東京国立博物館で特別展「ボストン美術館 日本美術の至宝」を見ました。
海外で随一の日本美術コレクションから約90点が一時帰国。仏教美術から絵巻、水墨画、近世絵画と多岐にわたる欲張りな構成。インパクトがあったのは、仏画と曽我蕭白でした。
入場して冒頭が仏画の部屋です。息を呑むほど鮮やかな平安時代の「馬頭観音菩薩像」と「普賢延命菩薩像」。歴史的価値の高い奈良時代の「法華堂根本曼荼羅図」は東大寺法華堂に伝わったものだといい、傷みはあるものの、霊鷲山釈尊が説法する光景が見て取れます。
一方、会場の最後に置かれているのが蕭白の屏風と襖絵の計11点。奔放かつ執拗な描きぶりが圧巻です。ここまで見てきた印象がすべて吹き飛びそう。

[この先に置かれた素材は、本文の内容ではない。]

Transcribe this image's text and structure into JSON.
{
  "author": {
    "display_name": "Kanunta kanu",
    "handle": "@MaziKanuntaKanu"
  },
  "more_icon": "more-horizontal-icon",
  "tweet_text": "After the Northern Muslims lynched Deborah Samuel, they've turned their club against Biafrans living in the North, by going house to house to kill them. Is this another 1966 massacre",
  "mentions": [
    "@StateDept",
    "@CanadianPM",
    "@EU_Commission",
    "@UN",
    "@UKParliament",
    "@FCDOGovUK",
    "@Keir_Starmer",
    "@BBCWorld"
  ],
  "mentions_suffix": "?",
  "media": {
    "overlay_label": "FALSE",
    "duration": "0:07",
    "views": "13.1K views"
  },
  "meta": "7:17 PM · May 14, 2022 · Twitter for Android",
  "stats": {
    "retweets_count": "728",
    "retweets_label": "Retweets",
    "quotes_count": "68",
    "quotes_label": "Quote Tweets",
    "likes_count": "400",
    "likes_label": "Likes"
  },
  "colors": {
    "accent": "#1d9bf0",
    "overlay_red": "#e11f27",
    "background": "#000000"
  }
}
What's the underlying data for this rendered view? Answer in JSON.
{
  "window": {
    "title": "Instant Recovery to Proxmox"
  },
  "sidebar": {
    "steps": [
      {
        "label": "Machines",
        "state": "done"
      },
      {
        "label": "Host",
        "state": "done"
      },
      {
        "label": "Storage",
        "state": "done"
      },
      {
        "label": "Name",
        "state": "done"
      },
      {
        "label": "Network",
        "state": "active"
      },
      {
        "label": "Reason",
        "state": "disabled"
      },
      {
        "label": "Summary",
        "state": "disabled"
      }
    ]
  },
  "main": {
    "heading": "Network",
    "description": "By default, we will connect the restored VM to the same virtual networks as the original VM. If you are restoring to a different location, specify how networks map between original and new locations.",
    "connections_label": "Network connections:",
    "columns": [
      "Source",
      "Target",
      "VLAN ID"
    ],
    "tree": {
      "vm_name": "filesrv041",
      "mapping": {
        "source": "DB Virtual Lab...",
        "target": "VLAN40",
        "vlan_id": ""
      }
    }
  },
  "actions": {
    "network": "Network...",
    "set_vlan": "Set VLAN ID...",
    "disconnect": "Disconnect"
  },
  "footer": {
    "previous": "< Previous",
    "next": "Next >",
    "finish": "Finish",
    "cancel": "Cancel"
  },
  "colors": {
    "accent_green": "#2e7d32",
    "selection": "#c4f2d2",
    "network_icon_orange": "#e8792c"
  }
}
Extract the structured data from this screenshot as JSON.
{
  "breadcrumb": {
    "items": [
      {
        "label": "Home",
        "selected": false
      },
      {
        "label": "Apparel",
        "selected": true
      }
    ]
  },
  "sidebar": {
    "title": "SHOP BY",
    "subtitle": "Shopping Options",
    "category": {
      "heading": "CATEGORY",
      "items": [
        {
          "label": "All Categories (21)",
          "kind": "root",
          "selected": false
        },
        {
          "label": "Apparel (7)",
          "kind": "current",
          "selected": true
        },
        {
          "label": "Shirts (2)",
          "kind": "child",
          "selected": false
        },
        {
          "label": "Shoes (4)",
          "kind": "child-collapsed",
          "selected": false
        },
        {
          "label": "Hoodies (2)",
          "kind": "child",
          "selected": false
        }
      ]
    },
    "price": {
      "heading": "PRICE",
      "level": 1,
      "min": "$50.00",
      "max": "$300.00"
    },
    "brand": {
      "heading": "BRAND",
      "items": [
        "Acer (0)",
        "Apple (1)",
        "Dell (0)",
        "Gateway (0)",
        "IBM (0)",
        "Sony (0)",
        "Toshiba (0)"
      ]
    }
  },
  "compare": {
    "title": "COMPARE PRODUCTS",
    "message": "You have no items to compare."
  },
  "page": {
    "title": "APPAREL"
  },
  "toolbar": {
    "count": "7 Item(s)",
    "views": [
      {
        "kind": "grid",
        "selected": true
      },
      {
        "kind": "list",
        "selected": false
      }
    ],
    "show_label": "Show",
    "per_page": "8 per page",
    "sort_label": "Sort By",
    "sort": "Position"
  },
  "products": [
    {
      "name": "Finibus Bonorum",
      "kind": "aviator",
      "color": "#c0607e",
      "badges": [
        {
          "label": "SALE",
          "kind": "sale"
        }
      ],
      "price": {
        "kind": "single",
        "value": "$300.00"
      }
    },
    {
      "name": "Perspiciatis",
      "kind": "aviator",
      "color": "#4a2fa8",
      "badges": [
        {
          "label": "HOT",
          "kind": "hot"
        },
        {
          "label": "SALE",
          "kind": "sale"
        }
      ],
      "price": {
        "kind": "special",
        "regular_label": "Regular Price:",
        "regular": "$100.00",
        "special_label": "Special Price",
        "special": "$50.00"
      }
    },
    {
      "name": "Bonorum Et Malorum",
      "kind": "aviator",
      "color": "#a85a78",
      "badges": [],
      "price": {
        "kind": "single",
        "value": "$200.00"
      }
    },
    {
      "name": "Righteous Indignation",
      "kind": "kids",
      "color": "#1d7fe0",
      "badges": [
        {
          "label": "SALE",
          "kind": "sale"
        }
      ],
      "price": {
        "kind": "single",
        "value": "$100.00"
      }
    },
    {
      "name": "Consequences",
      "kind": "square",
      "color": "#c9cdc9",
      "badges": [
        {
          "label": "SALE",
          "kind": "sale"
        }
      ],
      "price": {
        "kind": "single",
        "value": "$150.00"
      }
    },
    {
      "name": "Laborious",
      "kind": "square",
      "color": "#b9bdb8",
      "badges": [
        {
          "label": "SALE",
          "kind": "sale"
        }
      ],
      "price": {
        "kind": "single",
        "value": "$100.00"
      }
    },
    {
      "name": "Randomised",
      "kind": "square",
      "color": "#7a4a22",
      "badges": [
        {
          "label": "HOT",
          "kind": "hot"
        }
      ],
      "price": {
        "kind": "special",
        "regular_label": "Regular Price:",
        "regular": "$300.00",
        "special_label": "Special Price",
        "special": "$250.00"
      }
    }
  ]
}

そもそもなぜ、国宝級の日本美術品が米国にあるのかというと、明治期に来日した東大教授フェノロサと医師ビゲローが買い求めて持って行ったからです。ただし略奪行為などと単純化するなかれ。明治維新以来、日本人の自国文化に対する関心は薄れていました。廃仏毀釈の惨状などを想像すれば、むしろこれら逸品の命の恩人とも言えます。ちなみにこの調査と収集の後押しをしたのが岡倉天心。一行が法隆寺夢殿の秘仏であった救世観音を見いだしたエピソードはよく知られています。彼らの熱意と審美眼、そして経済力にはただ驚くばかりです。